Extra Topic View Features in the Diffusion 6.6 Release
March 24, 2021 | Paddy Walsh
Diffusion™ 6.3 introduced topic views, a mechanism to produce virtual topics (known as reference topics) that take their values from other topics in the topic tree. In 6.4, we added topic view expansion, enabling a single source topic to be expanded to produce many derived reference topics. In Diffusion 6.5, the concepts of fan-out and topic views were combined to allow remote topic views, where the source topic can be on another server. In the 6.6 preview phase, we added topic view inserts, which allow data from topics other than the selected source topics to be merged into the resulting reference topic data.
The latest 6.6 release extends the capabilities of topic views even further, with new ‘preserve topics
‘ and ‘separator
‘ clauses.
Preserve Topics
When the path of a reference topic is derived from the value of the source topic, if the value changes, the path of the reference topic can also change. The simplest case of this is when the ‘scalar’ path directive is used, for example:
map ?Cars/ to <scalar(/owner)>/<path(1)>
In this example, for every topic found with a path prefix of Cars/
a new reference topic will be created with the same value as the source topic, but at a path made up of the value at the key owner
within the source topic, followed by the path of the source topic starting from element 1 (where the first element is 0).
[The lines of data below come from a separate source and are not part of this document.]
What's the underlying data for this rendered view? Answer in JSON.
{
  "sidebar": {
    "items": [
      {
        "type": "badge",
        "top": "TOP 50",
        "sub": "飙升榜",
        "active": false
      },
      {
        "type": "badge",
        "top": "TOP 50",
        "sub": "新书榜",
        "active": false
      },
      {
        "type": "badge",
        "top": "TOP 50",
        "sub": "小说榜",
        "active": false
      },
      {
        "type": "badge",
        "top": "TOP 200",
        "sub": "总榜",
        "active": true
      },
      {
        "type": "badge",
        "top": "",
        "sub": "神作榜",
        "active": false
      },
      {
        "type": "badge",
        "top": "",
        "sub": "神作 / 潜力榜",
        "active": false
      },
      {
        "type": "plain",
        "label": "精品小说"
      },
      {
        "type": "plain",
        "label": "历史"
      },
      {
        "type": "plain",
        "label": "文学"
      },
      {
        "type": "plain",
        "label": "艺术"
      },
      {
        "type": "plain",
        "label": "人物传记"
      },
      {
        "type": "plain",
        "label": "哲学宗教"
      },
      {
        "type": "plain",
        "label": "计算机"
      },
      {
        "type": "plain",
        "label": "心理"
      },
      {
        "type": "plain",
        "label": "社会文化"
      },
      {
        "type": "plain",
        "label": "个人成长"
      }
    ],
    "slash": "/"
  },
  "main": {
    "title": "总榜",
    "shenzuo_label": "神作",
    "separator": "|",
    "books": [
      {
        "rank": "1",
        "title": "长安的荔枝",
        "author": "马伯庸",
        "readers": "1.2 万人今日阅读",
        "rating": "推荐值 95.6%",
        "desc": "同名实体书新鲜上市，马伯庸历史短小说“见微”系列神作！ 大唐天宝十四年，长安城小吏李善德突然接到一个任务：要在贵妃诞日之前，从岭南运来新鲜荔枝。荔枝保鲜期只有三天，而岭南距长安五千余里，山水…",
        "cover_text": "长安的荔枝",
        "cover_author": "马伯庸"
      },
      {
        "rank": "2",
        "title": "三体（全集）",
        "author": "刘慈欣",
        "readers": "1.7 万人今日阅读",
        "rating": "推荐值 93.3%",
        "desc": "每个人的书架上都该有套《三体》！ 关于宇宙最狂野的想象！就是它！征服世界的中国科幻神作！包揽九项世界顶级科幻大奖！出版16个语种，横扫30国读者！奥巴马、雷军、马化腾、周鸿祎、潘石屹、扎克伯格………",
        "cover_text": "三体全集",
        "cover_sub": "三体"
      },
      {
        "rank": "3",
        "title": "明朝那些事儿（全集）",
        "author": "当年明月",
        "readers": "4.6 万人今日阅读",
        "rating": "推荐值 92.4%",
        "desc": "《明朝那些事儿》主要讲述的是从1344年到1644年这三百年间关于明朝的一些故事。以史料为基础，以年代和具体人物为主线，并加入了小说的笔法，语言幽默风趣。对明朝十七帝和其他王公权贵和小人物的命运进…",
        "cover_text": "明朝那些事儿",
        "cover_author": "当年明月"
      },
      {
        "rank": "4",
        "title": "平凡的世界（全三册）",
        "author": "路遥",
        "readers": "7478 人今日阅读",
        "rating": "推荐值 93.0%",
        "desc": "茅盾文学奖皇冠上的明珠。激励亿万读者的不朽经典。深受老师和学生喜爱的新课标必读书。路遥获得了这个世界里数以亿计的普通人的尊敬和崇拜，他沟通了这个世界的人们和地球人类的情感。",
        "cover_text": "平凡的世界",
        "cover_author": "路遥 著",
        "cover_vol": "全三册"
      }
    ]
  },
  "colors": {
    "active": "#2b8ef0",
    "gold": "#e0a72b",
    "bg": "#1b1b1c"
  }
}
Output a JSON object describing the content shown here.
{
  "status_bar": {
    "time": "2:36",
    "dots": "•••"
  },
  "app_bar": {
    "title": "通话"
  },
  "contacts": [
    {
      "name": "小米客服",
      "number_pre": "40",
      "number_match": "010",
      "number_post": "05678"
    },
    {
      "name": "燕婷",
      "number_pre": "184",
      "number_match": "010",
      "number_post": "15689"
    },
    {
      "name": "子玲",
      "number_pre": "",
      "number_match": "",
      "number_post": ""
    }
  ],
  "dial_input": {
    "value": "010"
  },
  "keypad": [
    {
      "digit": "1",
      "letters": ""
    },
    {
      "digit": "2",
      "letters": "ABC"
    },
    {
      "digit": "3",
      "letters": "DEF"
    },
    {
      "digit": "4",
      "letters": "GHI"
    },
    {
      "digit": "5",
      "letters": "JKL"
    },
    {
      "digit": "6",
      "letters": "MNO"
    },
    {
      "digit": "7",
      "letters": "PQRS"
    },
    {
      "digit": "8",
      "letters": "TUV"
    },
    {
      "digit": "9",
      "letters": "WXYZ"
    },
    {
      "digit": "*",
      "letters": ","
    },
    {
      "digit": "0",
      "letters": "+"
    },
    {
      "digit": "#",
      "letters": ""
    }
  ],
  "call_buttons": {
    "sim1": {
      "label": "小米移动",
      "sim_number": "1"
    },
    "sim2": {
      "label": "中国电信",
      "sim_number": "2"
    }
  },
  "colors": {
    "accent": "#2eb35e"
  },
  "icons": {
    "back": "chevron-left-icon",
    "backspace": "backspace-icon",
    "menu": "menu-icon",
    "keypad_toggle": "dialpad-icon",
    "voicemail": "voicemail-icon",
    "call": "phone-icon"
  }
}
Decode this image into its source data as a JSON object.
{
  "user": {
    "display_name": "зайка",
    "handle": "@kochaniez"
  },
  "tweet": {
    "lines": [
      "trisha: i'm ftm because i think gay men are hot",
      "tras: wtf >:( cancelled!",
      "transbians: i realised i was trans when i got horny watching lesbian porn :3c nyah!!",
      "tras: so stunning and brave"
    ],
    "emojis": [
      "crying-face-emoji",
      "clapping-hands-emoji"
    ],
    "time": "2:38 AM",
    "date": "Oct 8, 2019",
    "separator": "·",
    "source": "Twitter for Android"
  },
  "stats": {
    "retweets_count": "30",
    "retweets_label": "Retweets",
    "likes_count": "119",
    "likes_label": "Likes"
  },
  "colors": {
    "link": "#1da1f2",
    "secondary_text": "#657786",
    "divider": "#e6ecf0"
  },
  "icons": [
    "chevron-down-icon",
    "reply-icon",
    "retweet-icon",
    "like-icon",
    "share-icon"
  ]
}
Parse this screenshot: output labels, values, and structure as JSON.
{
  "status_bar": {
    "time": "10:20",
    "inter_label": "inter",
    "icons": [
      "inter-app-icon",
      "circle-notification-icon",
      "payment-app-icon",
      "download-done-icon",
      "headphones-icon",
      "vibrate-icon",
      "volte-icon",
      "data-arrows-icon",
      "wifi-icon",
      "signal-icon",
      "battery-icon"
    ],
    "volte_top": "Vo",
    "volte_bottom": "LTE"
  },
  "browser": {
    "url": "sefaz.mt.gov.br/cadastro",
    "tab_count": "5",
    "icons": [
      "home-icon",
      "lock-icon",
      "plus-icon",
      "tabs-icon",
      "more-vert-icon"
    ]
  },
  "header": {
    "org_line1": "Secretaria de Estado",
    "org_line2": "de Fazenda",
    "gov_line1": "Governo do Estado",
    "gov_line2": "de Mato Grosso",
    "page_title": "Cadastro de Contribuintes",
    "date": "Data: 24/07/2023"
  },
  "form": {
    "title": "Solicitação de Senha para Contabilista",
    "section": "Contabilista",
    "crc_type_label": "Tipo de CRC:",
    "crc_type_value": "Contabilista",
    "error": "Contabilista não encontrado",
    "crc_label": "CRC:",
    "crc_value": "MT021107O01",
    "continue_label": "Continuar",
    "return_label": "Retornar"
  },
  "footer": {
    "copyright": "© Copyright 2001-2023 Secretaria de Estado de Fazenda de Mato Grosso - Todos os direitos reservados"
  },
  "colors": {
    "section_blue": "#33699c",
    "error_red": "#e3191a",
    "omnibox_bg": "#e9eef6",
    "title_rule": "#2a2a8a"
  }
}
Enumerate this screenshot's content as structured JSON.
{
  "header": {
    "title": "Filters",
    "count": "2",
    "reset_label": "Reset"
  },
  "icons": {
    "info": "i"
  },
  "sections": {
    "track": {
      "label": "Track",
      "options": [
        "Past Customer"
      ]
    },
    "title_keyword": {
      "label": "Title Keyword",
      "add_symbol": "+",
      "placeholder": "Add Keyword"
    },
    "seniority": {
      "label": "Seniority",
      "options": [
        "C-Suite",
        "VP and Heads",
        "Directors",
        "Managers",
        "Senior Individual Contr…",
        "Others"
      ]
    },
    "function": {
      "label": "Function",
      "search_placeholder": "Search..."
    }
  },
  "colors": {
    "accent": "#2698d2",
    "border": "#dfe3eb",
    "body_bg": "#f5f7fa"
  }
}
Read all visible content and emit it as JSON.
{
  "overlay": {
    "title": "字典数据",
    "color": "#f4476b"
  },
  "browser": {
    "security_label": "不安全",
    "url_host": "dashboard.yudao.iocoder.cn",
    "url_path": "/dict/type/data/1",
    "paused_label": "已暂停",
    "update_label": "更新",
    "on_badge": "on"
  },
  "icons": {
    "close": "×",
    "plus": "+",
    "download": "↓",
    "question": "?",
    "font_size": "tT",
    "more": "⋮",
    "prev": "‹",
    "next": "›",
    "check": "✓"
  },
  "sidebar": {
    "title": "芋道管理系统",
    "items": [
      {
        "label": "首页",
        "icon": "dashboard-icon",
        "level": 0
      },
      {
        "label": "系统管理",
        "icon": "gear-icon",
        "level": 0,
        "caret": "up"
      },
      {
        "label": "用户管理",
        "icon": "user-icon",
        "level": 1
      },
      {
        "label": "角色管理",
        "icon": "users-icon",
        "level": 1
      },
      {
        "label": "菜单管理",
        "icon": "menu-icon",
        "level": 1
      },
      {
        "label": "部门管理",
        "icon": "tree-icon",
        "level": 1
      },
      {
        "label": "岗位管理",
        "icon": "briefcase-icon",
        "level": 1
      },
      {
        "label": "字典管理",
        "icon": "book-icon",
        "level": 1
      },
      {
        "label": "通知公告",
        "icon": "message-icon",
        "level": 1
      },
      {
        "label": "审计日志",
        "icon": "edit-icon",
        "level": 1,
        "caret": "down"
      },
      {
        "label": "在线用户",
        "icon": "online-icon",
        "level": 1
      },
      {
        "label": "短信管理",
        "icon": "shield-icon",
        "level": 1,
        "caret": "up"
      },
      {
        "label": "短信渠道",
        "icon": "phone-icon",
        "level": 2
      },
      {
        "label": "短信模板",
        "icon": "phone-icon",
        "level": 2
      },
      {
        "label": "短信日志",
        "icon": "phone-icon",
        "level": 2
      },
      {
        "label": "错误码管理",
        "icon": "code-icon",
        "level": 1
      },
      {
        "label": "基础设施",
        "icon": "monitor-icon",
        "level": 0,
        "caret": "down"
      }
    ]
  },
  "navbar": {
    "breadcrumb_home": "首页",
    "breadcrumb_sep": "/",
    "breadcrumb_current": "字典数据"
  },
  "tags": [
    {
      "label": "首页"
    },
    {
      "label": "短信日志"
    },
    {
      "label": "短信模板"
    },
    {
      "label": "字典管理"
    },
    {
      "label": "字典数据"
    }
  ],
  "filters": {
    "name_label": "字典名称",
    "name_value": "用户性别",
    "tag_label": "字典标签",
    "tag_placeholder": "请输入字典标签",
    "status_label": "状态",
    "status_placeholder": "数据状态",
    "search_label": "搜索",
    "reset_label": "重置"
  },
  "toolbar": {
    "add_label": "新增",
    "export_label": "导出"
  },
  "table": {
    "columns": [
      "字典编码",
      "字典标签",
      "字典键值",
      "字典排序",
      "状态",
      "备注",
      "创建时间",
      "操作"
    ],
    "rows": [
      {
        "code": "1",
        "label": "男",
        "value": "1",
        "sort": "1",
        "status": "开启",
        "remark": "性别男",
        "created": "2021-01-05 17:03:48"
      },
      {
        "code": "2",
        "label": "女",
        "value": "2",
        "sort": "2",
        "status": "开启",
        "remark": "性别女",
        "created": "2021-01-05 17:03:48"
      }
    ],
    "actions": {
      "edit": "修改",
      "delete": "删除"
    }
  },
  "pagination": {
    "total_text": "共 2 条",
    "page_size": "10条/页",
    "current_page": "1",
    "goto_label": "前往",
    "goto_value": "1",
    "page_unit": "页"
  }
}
To make this clearer, suppose that the Cars
subtopics all have a path that is the registration number of the car. So you might have the following topics with values as shown:
Cars/PCA556Y = { "type":"Ford", "model":"Sierra", "owner":"Bill"} Cars/D38TMA = { "type":"Ford", "model":"Escort", "owner":"Ben" } Cars/HY58XPA = { "type":"Fiat", "model":"Panda","owner":"Bill" }
An evaluation of the topic view would result in the following topics:
Bill/PCA556Y = { "type":"Ford", "model":"Sierra", "owner":"Bill"} Ben/D38TMA = { "type":"Ford", "model":"Escort", "owner":"Ben" } Bill/HY58XPA = { "type":"Fiat", "model":"Panda","owner":"Bill" }
This results in grouping the cars by owner. Now if an update occurred to Cars/HY58XPA
so that the owner field changed to ‘Ben
‘ then Bill/HY58XPA
would be removed and Bill/HY58XPA
created:
Bill/PCA556Y = { "type":"Ford", "model":"Sierra", "owner":"Bill"} Ben/D38TMA = { "type":"Ford", "model":"Escort", "owner":"Ben" } Ben/HY58XPA = { "type":"Fiat", "model":"Panda","owner":"Ben" }
The above behavior is most likely what you would want in a real application dealing with car ownership. But let’s say you want to keep historic topics when changes occur, so you do not want Bill/HY58XPA
to be removed. This is where the ‘preserve topics
‘ clause comes into play. The topic view specification can be changed to be as follows:
map ?Cars/ to <scalar(/owner)>/<path(1)> preserve topics
Now, when the update described above occurred the removal would not take place, so the resulting topics would be:
Bill/PCA556Y = { "type":"Ford", "model":"Sierra", "owner":"Bill"} Ben/D38TMA = { "type":"Ford", "model":"Escort", "owner":"Ben" } Bill/HY58XPA = { "type":"Fiat", "model":"Panda","owner":"Bill" } Ben/HY58XPA = { "type":"Fiat", "model":"Panda","owner":"Ben" }
Let’s consider a more realistic case for preserving topics. Suppose you have a data feed coming from some external source that provides you with foreign exchange rates, updating a topic (called Rate
) with the following structure:
Rate = { "currency":"GBP/USD", "rate":"1.40"}
And we have a topic view that has the specification:
map Rate to <scalar(/currency)> as <value(/rate)>
In this case, you would get a reference topic with path and value as follows:
GBP/USD = 1.40
However, if the Rate
topic is then updated to the following:
Rate = { "currency":"GBP/EUR, "rate":"1.16"}
The GBP/USD
topic will be removed, and a new GBP/EUR
topic created with a value of “1.16
“. In this application, the preferred behavior might be to preserve the original reference topic, so that a record of all rates that have been passed from the feed remain. This is where ‘preserve topics
‘ becomes useful, so we change the topic view specification to:
map Rate to <scalar(/currency)> as <value(/rate)> preserve topics
And now after the above update, both topics would remain, so you have:
GBP/USD = 1.40 GBP/EUR = 1.16
Updates for further new currencies would result in new reference topics. Updates for a currency that already has a reference topic would simply update the reference topic value.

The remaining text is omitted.